Immer und immer wieder bat mein Freund mich hingebungsvoll um Verzeihung und (noch) glaubte ich daran, wollte daran glauben, dass er reifer werden, sich entwickeln würde. Ich war unreif, hiflos und fand keine Lösungsansätze, ausser immer wieder "Machtworte" zu sprechen, die ein schlechtes Schausspiel waren, weil ich mich wegen unserem Kind gebunden fühlte, mich längst wieder in einem Teufelskreislauf der Abhängigkeit befand und mein Wunsch nach einer Familie nicht aufgeben wollte.

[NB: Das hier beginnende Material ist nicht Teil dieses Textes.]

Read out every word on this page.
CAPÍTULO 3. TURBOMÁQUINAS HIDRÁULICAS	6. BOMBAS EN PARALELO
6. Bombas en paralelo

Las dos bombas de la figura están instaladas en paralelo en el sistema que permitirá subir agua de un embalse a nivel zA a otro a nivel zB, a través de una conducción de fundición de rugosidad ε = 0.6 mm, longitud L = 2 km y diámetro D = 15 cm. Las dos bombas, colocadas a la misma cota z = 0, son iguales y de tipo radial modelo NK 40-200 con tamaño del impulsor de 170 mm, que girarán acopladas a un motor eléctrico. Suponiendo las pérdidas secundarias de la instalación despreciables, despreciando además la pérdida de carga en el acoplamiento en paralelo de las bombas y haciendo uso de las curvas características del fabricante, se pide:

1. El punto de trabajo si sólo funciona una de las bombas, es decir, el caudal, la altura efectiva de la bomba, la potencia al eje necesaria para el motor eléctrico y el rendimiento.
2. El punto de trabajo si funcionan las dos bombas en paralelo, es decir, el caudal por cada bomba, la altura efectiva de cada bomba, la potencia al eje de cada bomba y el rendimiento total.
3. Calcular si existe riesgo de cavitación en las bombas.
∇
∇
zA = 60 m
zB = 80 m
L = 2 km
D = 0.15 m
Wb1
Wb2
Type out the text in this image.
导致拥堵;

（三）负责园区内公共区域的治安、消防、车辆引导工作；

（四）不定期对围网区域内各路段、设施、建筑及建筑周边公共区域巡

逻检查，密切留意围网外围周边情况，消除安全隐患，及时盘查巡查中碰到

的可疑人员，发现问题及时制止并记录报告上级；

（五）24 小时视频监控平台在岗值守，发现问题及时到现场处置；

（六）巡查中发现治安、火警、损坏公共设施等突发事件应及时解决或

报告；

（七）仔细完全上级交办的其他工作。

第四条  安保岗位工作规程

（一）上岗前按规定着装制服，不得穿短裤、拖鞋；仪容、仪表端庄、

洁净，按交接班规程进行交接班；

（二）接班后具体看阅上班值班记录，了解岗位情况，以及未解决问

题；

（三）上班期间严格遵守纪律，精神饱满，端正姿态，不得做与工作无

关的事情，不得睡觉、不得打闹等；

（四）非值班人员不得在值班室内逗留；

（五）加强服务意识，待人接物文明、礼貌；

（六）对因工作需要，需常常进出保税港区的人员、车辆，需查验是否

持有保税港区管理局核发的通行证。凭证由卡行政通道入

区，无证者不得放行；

Ein weiterer Wendepunkt kam, als mein Mann eine Selbstständigkeit begann. Ich fragte mich, wie er dies bewältigen sollte, wo er doch schon für einfachste Dinge keine Motivation aufbrachte. Aber mein Mann war so infiziert und begeistert, von der Karrierechance, die sich ihm vermeintlich bot und ich sah keine berufliche Alternative, so begann mein Mann seine Selbstständigkeit. Es ist diese Art von Selbstständigkeit in der Finanzbranche. Die, die mit schicken Autos, Millionären, dies geschafft haben lockt und mit dekadenten Veranstaltungen, die junge Männer faszinieren. Für mich begann hier die schlimmste Zeit, denn mein Freund entwickelte sich zum regerechten... ich will es gar nicht ausdrücken. Teil dieser Gemeinschaft zu sein kurbelte sein Selbstbewusstsein in ungeahnte Höhen, was ja erstmal auch wünschenswert ist. Doch leider wurden die Lügen und die Rücksichtslosigkeit immer heftiger. Zu Entschuldigungen kam es nun nicht mehr (auch wenn sie vorher schon keinen großen/ehrlichen Wert hatten) denn mein Freund lebte sich nun ganz "frei" aus und ohne Gewissen. Er reiste, während ich mit unserem Kind hier zu Hause saß, um die ganze Welt und fühlte sich als Teil einer elitären Gemeinschaft. Zum ersten Mal in seinem Leben hatte er Erfolg und genoß es in vollen Zügen. Einmal hatte ich vierzig Grad Fieber und hatte keine Milch mehr zum stillen. Mein Mann wollte wieder auf eine Geschäftsreise, aber diesmal stellte ich mich quer, so sehr ich eben konnte. Das endete darin, dass mein Mann heimlich seinen Koffer packte, ihn versteckte und irgendwann einfach fort war.
Auf diesen Reisen gab es dann auch flirtereien mit anderen Frauen und Alkohol floss in Strömen. Und ich saß zu Hause und weinte. Zudem brach meine Angsterkrankung, mit der ich immer mal wieder zu kämpfen hatte nach dem abstillen so heftig aus, dass ich innerhalb von nur wenigen Monaten von einer Mama, die sich komplett allein um ihr Kind gekümmert hatte, zu einem Häufchen elend wurde, dass die Wohnung kaum noch verlassen konnte.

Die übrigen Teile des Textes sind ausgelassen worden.